美濃源氏
美濃源氏(みのげんじ)とは、中世に美濃国に土着し本拠とした清和源氏の流れを汲む一族の呼称。
概要
[編集]平安時代中期の源経基、源満仲と続く清和源氏において、その嫡子である源頼光・頼国親子が美濃守を受領した事が美濃源氏の端緒であり、頼国の子・源国房が美濃国土岐郡に土着し、その子孫は土岐氏を称し、室町時代において幕府の重臣となって美濃守護を歴任した。
その他、清和源氏では、下記の一族が美濃源氏として土着している。
- 源満仲の弟である源満政(八島大夫満政)が美濃国方県郡八島に住したことに始まり、子孫は八島氏族(木田氏・小島氏など)として美濃国内に勢力を持ち、さらに一族が尾張国・三河国へも進出した(尾張源氏・三河源氏)。
歴史
[編集]清和源氏の嫡流・源満仲の長男・源頼光も摂津国に拠点を置いたことから、「摂津源氏」と呼ばれる武士団を形成し、満仲の次男・源頼親の系統は大和国宇野(現奈良県)を本拠地としたことから「大和源氏」と呼ばれる武士団を、三男・源頼信の系統は河内国壷井(現大阪府羽曳野市壷井)を本拠としたことから「河内源氏」と呼ばれる武士団を形成した(この内、頼光と頼信は美濃守となっている)。
摂津源氏の中でも本拠である多田を継承した嫡流源頼綱(頼光の孫)の系統を「多田源氏」と云い、頼綱の弟・源国房から土岐氏の一族(浅野氏、饗庭氏、多治見氏、世保氏、舟木氏、明智氏、神野氏など)からと三男源国直の子孫から美濃源氏が派生した。
康平7年(1064年)、源頼信の孫であり前九年の役から帰還した八幡太郎義家(河内源氏)が、美濃において国房と合戦を繰り広げている(『水左記』『百錬抄』)。国房はその後、美濃国多芸郡において八島大夫満政系統の源重宗とも合戦を起こし、その後、美濃の東大寺領茜部荘の荘司を務めるも、荘内の土地を一部横領するなどしている。また、国房の子・源光国も義家と対立関係にあり口論した事が伝わっている(『古時談』)。
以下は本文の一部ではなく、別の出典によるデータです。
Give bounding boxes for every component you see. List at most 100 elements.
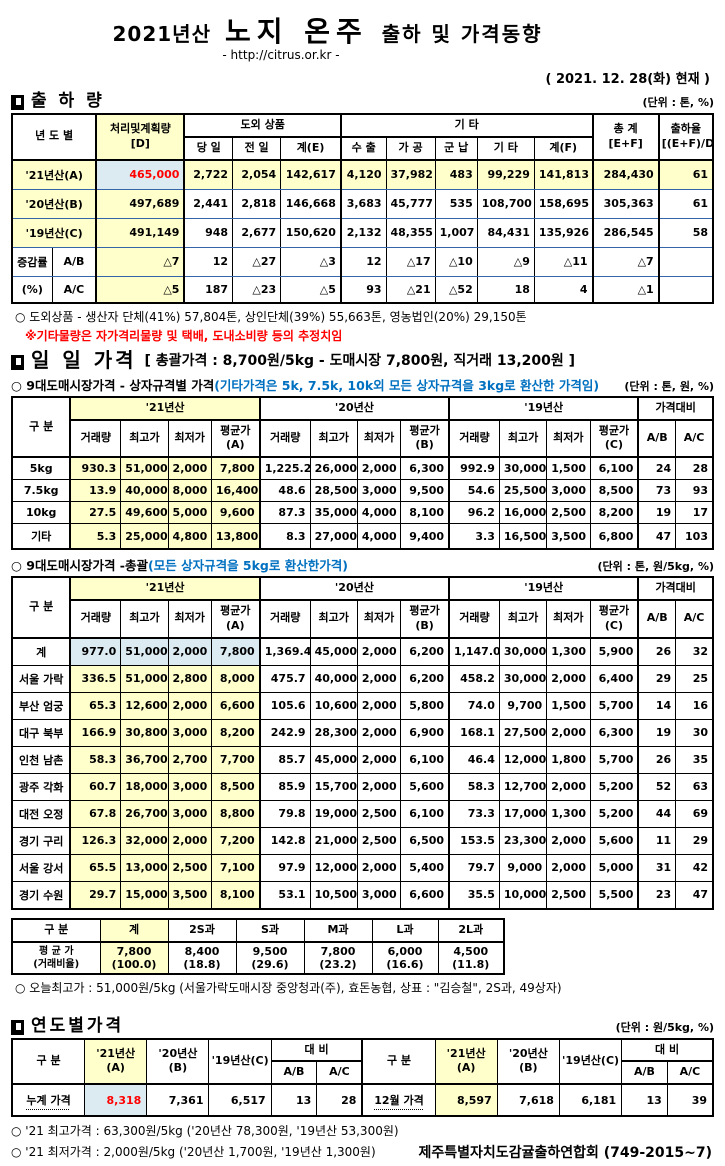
row-label: 경기 수원: [11, 880, 72, 910]
data-cell: 32,000: [120, 826, 169, 855]
data-cell: 2,500: [546, 501, 591, 525]
daily-summary: [ 총괄가격 : 8,700원/5kg - 도매시장 7,800원, 직거래 1…: [144, 353, 576, 370]
col-header-avg-c: 평균가(C): [589, 419, 640, 459]
data-cell: 12,000: [498, 745, 548, 774]
price-by-box-body: 5kg 930.3 51,000 2,000 7,800 1,225.2 26,000 2,0…: [11, 456, 714, 550]
row-label: 평 균 가 (거래비율): [11, 941, 101, 975]
table-row: '20년산(B) 497,689 2,441 2,818 146,668 3,683 45,…: [11, 188, 714, 219]
data-cell: 12: [183, 246, 234, 277]
data-cell: 1,500: [546, 456, 591, 481]
data-cell: 2,800: [167, 664, 212, 693]
report-date: ( 2021. 12. 28(화) 현재 ): [545, 72, 710, 87]
col-group-island-goods: 도외 상품: [183, 113, 342, 138]
data-cell: 2,000: [546, 664, 591, 693]
col-header-avg-a: 평균가(A): [210, 599, 261, 639]
col-header-low-21: 최저가: [167, 419, 212, 459]
data-cell: 465,000: [95, 159, 186, 190]
data-cell: 8,100: [400, 501, 451, 525]
data-cell: 2,500: [167, 853, 212, 882]
data-cell: 10,000: [498, 880, 548, 910]
data-cell: 11: [637, 826, 677, 855]
col-header-high-21: 최고가: [120, 599, 169, 639]
table-row: 광주 각화 60.7 18,000 3,000 8,500 85.9 15,700 2,000…: [11, 772, 714, 801]
data-cell: 2,054: [232, 159, 282, 190]
data-cell: 8,318: [84, 1083, 148, 1117]
data-cell: 54.6: [448, 479, 500, 503]
data-cell: △7: [95, 246, 186, 277]
data-cell: 29: [637, 664, 677, 693]
col-header-2019: '19년산(C): [208, 1038, 272, 1086]
data-cell: 26: [637, 637, 677, 666]
data-cell: 36,700: [120, 745, 169, 774]
data-cell: 475.7: [259, 664, 311, 693]
data-cell: 2,677: [232, 217, 282, 248]
col-header-l: L과: [371, 918, 439, 943]
title-subtitle: 출하 및 가격동향: [381, 22, 543, 46]
data-cell: 6,000 (16.6): [371, 941, 439, 975]
col-header-gubun: 구 분: [11, 396, 72, 459]
col-header-total: 계: [99, 918, 169, 943]
data-cell: 103: [675, 523, 714, 550]
shipment-unit: (단위 : 톤, %): [642, 96, 714, 109]
data-cell: 2,500: [546, 880, 591, 910]
data-cell: 35: [675, 745, 714, 774]
data-cell: 6,100: [400, 745, 451, 774]
data-cell: 32: [675, 637, 714, 666]
col-header-ab: A/B: [637, 599, 677, 639]
data-cell: 6,181: [558, 1083, 623, 1117]
data-cell: 30,000: [498, 664, 548, 693]
row-label: 광주 각화: [11, 772, 72, 801]
row-label: '21년산(A): [11, 159, 98, 190]
col-header-low-20: 최저가: [356, 419, 402, 459]
data-cell: 12,000: [309, 853, 358, 882]
data-cell: 79.8: [259, 799, 311, 828]
report-title: 2021년산 노지 온주 출하 및 가격동향: [11, 10, 714, 50]
data-cell: 1,147.0: [448, 637, 500, 666]
data-cell: 14: [637, 691, 677, 720]
data-cell: [658, 275, 714, 304]
data-cell: 53.1: [259, 880, 311, 910]
data-cell: 2,000: [167, 826, 212, 855]
data-cell: 5,800: [400, 691, 451, 720]
data-cell: 2,000: [356, 456, 402, 481]
data-cell: 19: [637, 718, 677, 747]
data-cell: 284,430: [592, 159, 660, 190]
data-cell: 21,000: [309, 826, 358, 855]
island-goods-note: ○ 도외상품 - 생산자 단체(41%) 57,804톤, 상인단체(39%) …: [15, 309, 527, 324]
shipment-table: 년 도 별 처리및계획량 [D] 도외 상품 기 타 총 계 [E+F] 출하율…: [11, 113, 714, 304]
data-cell: 7,200: [210, 826, 261, 855]
overall-subheader: ○ 9대도매시장가격 -총괄 (모든 상자규격을 5kg로 환산한가격) (단위…: [11, 555, 714, 574]
data-cell: 85.9: [259, 772, 311, 801]
data-cell: 7,800: [210, 456, 261, 481]
data-cell: △52: [434, 275, 478, 304]
col-header-ac: A/C: [666, 1060, 714, 1086]
row-label: 7.5kg: [11, 479, 72, 503]
data-cell: 6,200: [400, 637, 451, 666]
data-cell: 3,000: [546, 479, 591, 503]
col-group-2019: '19년산: [448, 576, 640, 602]
data-cell: △5: [280, 275, 342, 304]
data-cell: 977.0: [69, 637, 122, 666]
data-cell: 142.8: [259, 826, 311, 855]
overall-note: (모든 상자규격을 5kg로 환산한가격): [148, 558, 348, 574]
data-cell: 58.3: [69, 745, 122, 774]
data-cell: 5.3: [69, 523, 122, 550]
data-cell: 51,000: [120, 456, 169, 481]
col-header-volume-19: 거래량: [448, 599, 500, 639]
data-cell: 51,000: [120, 664, 169, 693]
col-header-low-19: 최저가: [546, 419, 591, 459]
row-label: '19년산(C): [11, 217, 98, 248]
col-header-volume-21: 거래량: [69, 599, 122, 639]
col-header-2019: '19년산(C): [558, 1038, 623, 1086]
row-label: '20년산(B): [11, 188, 98, 219]
data-cell: 40,000: [120, 479, 169, 503]
data-cell: 24: [637, 456, 677, 481]
data-cell: 5,200: [589, 799, 640, 828]
overall-unit: (단위 : 톤, 원/5kg, %): [597, 560, 715, 574]
data-cell: 26,700: [120, 799, 169, 828]
col-header-other: 기 타: [476, 136, 535, 161]
table-row: 대전 오정 67.8 26,700 3,000 8,800 79.8 19,000 2,500…: [11, 799, 714, 828]
row-label: A/C: [51, 275, 98, 304]
data-cell: 45,000: [309, 637, 358, 666]
col-header-same-day: 당 일: [183, 136, 234, 161]
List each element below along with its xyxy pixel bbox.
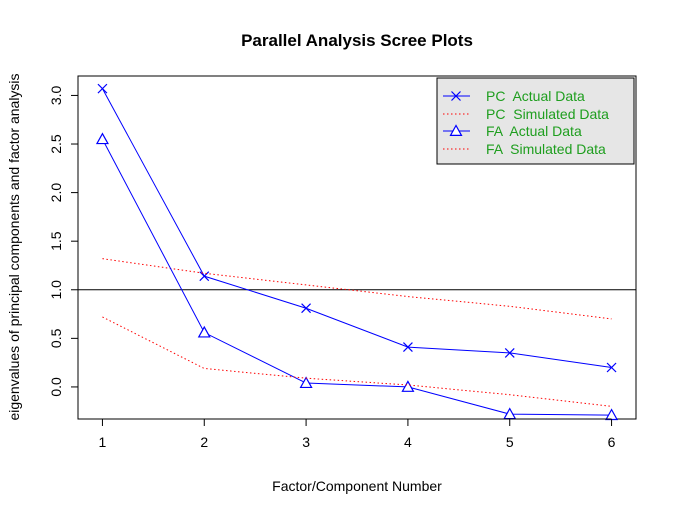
series-0 [97, 83, 617, 373]
y-tick-label: 2.5 [48, 134, 64, 154]
x-axis-label: Factor/Component Number [272, 478, 442, 494]
legend-label: PC Actual Data [486, 88, 585, 104]
series-line [101, 88, 612, 368]
y-tick-label: 1.0 [48, 280, 64, 300]
x-tick-label: 3 [302, 434, 310, 450]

なお、源重宗は八幡太郎義家の追討を受けたが、その子である源重実、源重時兄弟は鳥羽院に伺候し北面四天王と呼ばれた(『尊卑分脈』)。
天仁2年(1109年)、光国は八幡太郎義家の弟・源義綱の一族追討事件では義家の孫源為義と共に追討の任にあたった(『殿暦』)。光国の子源光信は北面武士となり鳥羽院の北面四天王の一人となったが、大治5年(1130年)の源義親の乱により土佐国へ流刑となった。北面武士は弟の源光保が継承し、保元元年(1156年)の保元の乱では後白河天皇方に参加して勝利し、平治元年(1160年)の平治の乱では二条親政派となり嫡男・光宗や甥の光基を率いて信西を討つなど大功を挙げるが、後に寝返った。しかし、永暦元年(1160年)6月、後白河院の命を狙ったという罪状で誅殺された。
治承4年(1180年)から始まる治承・寿永の乱では光信の子源光長が美濃源氏を率いて挙兵する(美濃源氏の挙兵)。光長は寿永2年(1183年)、北陸道より進軍した源義仲(木曾義仲)に従い入京したが、義仲と後白河院の関係が悪化すると院方に付き、法住寺合戦において多田行綱父子(多田源氏)や葦敷重隆(尾張源氏)らと共に院方の主力となったが敗れて子息と共に討ち取られた
光長の子光衡は、源頼朝に仕えて鎌倉幕府の御家人となり土岐氏を称した。土岐氏は、南北朝時代には北朝方として室町幕府の創設に貢献したことから美濃の守護大名となった。以降、伊勢、尾張、そして、美濃一円に支流氏族(浅野氏、明智氏、原氏、肥田氏、石谷氏、神野氏など)が広がったが、戦国時代の家臣斎藤道三の下克上により土岐宗家は、全国各地に散らばっていった。